B) M = int₀^Pi x sin(x/2) dx. Using parts (or the table) int₀^Pi x sin(x/2) dx = -2x cos(x/2) + 4 sin(x/2)|₀^Pi = 4.

VIII.

A) dT/dt = -k(T - A), k > 0. Separating variables and integrating: T = A + (T(0) - A)e^-kt.
B) From given information T(0) = 0, A = 350 (temp of oven). So T = 350(1 - e^-kt). At t = 10, T = 50, so 50 = 350(1 - e^-10), or 1/7 = (1 - e^-10k), so k = -ln(6/7)/10 approx. = .0154. When T = 180, 180 = 350(1 - e^(-.0154)t). Solving for t, t = 46.9. So you'll need to wait another 36.9 minutes (get a snack to tide you over!)

IX.

A) This is a logistic equation, so the general solution has the form P = M/(1 + a e^-Mkt). From the given information, M = 1000 (the leveling off point is the maximum sustainable population, M). At t = 0, P = 100, so 100 = 1000/(1 + a), and a = 9. Then at t = 1, P = 200, so 200 = 1000/(1 + 9e^{-1000 k}), so k = -ln(4/9)/1000.
The population was growing the fastest at the time when P = 1000/2 = 500 (the rate of growth as a function of P is k P(M - P), which reaches its maximum when P = M/2).

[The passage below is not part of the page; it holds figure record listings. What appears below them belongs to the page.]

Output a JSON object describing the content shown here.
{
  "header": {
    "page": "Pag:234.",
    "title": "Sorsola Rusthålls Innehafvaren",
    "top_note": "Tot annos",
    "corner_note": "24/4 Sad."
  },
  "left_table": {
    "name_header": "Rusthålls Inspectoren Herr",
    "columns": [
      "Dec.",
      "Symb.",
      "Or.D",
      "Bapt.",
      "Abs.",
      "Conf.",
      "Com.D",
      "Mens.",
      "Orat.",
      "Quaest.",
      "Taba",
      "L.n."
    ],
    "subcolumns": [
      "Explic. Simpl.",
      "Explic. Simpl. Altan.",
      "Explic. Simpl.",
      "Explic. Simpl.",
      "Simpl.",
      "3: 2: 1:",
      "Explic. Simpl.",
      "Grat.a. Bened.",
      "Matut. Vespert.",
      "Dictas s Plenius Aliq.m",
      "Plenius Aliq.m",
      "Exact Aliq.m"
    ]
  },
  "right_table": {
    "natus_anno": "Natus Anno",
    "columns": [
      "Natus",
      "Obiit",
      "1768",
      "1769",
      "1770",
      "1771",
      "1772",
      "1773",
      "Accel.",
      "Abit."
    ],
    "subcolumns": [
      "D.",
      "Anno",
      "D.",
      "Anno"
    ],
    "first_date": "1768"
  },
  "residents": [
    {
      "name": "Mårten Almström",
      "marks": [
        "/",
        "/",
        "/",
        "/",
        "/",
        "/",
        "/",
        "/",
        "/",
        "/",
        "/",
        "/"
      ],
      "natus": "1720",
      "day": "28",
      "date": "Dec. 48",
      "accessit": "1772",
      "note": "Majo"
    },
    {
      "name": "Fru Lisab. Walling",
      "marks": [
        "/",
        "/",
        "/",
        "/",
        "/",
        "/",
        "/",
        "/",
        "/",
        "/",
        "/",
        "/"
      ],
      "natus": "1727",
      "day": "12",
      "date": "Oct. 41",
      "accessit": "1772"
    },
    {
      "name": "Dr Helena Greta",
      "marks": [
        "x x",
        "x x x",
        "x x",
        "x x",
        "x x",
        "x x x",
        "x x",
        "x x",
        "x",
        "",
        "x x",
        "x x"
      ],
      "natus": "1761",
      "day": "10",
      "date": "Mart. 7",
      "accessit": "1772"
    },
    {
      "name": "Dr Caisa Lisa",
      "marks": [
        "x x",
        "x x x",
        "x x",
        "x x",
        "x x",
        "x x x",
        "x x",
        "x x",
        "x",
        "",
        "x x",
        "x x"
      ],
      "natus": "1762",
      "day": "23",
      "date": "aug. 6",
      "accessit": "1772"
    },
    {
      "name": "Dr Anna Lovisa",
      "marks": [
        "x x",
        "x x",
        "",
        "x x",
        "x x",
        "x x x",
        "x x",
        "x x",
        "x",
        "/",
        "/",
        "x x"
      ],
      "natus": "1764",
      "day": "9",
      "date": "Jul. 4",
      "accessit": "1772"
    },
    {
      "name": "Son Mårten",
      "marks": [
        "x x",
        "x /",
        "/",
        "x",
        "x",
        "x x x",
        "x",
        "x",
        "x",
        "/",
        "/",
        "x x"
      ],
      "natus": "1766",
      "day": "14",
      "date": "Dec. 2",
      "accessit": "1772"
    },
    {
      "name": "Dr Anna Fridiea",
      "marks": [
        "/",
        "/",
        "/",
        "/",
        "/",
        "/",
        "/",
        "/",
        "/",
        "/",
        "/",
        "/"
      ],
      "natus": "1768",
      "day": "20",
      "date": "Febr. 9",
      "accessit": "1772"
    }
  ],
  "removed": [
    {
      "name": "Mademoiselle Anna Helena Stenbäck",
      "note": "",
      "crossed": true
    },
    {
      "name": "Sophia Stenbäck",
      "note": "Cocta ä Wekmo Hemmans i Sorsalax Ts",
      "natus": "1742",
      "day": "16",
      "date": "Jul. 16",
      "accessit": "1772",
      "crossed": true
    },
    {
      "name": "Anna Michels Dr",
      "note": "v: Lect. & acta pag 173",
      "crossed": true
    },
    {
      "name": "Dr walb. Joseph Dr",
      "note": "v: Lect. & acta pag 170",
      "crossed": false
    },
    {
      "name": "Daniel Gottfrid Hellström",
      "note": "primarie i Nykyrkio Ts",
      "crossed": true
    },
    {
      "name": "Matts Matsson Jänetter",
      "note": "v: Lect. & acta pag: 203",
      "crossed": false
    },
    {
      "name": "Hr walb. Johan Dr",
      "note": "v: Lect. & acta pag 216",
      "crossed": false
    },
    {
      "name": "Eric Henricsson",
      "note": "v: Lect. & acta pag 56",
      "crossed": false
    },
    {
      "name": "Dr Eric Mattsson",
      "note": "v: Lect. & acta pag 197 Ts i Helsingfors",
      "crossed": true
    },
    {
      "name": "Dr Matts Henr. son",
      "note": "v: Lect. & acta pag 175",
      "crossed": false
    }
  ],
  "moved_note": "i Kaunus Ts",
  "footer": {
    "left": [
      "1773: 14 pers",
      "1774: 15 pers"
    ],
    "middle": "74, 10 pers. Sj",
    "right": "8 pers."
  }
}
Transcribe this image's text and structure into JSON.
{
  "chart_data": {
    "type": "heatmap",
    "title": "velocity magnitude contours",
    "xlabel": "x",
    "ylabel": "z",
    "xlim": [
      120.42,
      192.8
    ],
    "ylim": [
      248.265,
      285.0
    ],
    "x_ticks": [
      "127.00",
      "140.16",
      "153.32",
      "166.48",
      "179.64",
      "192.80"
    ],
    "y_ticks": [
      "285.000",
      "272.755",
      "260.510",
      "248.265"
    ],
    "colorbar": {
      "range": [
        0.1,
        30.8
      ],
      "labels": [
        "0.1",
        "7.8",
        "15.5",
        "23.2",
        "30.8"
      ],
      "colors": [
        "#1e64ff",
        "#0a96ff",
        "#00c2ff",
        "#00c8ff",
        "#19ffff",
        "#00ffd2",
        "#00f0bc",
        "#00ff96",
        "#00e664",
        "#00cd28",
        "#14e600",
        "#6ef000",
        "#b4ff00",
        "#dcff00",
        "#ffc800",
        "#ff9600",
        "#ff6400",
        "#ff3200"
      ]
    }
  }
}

Solving 500 = 1000(1 + 9e^ln(4/9)t) for t, t = 2.71 weeks.

A) The spiral should start at the origin, loop counter-clockwise outward (the distance from the origin as a function of t is t, reach (2 Pi, 0) at t = 2 Pi, then loop around again, reaching (4 Pi, 0) at t = 4 Pi.
We have x'(t) = -t sin(t) + cos(t), y'(t)= t cos(t) + sin(t) So sqrt((x'(t))² + (y'(t))²) = sqrt(1 + t²). The arclength is the integral of this from t = 0 to t = 4 Pi. Using table entries 30 (+ sign, a = 1) and 29, the value is:
2 Pi sqrt(1+16 Pi²) + (1/2)ln(4 Pi + sqrt(1+16 Pi²))
C) This is similar to question IV on Exam 3 -- differentiate x(t), y(t), and show the result is the same as the right-hand sides of the equations.